Mathematical reasoning, a fundamental aspect of human cognition, poses significant challenges for artificial intelligence (AI) systems. Despite recent advancements in natural language processing (NLP) and large language models (LLMs), AI's ability to replicate human-like reasoning, generalization, and efficiency remains an ongoing research challenge. In this dissertation, we address key limitations in MWP solving, focusing on the accuracy, generalization ability and efficiency of AI-based mathematical reasoners by applying human-like reasoning methods and principles. This dissertation introduces several innovative approaches in mathematical reasoning. First, a numeracy-driven framework is proposed to enhance math word problem (MWP) solvers by integrating numerical reasoning into model training, surpassing human-level performance on benchmark datasets. Second, a novel multi-solution framework captures the diversity of valid solutions to math problems, improving the generalization capabilities of AI models. Third, a customized knowledge distillation technique, termed Customized Exercise for Math Learning (CEMAL), is developed to create tailored exercises for smaller models, significantly improving their efficiency and accuracy in solving MWPs. Additionally, a multi-view fine-tuning paradigm (MinT) is introduced to enable smaller models to handle diverse annotation styles from different datasets, improving their adaptability and generalization. To further advance mathematical reasoning, a benchmark, MathChat, is introduced to evaluate large language models (LLMs) in multi-turn reasoning and instruction-following tasks, demonstrating significant performance improvements. Finally, new inference-time verifiers, Math-Rev and Code-Rev, are developed to enhance reasoning verification, combining language-based and code-based solutions for improved accuracy in both math and code reasoning tasks. In summary, this dissertation provides a comprehensive exploration of these challenges and contributes novel solutions that push the boundaries of AI-driven mathematical reasoning. Potential future research directions are also discussed to further extend the impact of this dissertation.

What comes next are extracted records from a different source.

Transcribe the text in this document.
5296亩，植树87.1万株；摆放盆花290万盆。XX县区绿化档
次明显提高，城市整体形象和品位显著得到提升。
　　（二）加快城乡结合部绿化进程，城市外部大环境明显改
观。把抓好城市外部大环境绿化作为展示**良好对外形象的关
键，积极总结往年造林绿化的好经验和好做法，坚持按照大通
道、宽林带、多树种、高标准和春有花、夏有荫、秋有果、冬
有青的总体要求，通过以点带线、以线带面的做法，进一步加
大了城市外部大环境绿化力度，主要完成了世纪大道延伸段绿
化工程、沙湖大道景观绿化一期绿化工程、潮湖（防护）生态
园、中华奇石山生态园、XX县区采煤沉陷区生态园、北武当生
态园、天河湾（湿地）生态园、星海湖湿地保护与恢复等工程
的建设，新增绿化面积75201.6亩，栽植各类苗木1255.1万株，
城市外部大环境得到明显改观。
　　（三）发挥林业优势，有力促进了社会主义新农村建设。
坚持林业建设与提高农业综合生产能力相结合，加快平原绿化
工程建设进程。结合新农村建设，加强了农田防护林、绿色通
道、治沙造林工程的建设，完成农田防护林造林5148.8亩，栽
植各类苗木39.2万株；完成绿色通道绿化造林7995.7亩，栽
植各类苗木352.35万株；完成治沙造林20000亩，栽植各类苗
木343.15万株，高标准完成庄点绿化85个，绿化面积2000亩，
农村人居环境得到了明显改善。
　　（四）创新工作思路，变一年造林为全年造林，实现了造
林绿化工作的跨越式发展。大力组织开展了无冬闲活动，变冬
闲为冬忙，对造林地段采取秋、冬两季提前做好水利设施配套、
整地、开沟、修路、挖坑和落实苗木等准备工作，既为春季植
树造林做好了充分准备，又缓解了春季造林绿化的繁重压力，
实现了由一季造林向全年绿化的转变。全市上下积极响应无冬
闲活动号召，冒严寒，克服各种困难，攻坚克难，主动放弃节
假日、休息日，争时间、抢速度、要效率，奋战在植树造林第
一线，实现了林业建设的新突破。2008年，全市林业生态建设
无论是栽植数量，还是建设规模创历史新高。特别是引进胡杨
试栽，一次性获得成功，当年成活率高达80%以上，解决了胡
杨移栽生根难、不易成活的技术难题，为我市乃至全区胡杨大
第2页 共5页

数学推理作为人类认知的核心组成部分，对人工智能（AI）系统而言是一项极具挑战性的任务。尽管自然语言处理（NLP）与大语言模型（LLMs）领域近年取得了诸多进展，但人工智能复刻人类式推理、泛化与高效性的能力，仍是当前亟待攻克的研究难题。在本论文中，我们针对数学应用题（MWP）求解领域的关键局限展开研究，通过借鉴人类推理的方法与原则，聚焦于提升基于人工智能的数学推理器的准确性、泛化能力与运行效率。 本论文针对数学推理领域提出了多项创新性研究方法。其一，提出了一种以数值计算能力为驱动的框架，通过将数值推理融入模型训练流程以优化数学应用题求解器，在基准数据集上实现了超越人类水平的性能表现。其二，提出了一种全新的多解法框架，可捕捉数学问题有效解法的多样性，进而提升人工智能模型的泛化能力。其三，开发了一种定制化知识蒸馏技术，命名为「数学学习定制习题（Customized Exercise for Math Learning, CEMAL）」，可为小型模型量身定制训练习题，显著提升其求解数学应用题的效率与准确性。此外，提出了一种多视角微调范式（MinT），可使小型模型适配不同数据集的多样化标注风格，从而提升其适应性与泛化能力。为进一步推动数学推理领域的发展，本研究构建了MathChat基准测试集，用于评估大语言模型（LLMs）在多轮推理与指令遵循任务中的表现，实验结果证明该基准可有效展现模型性能的显著提升。最后，本研究开发了两款推理阶段验证器Math-Rev与Code-Rev，通过融合基于自然语言与基于代码的解法，强化推理验证环节，从而在数学推理与代码推理任务中均实现了准确率的提升。 综上，本论文对上述挑战展开了全面探索，并提出了多项创新性解法，突破了人工智能驱动的数学推理领域的现有边界。此外，本论文还探讨了潜在的未来研究方向，以进一步拓展本研究的影响力。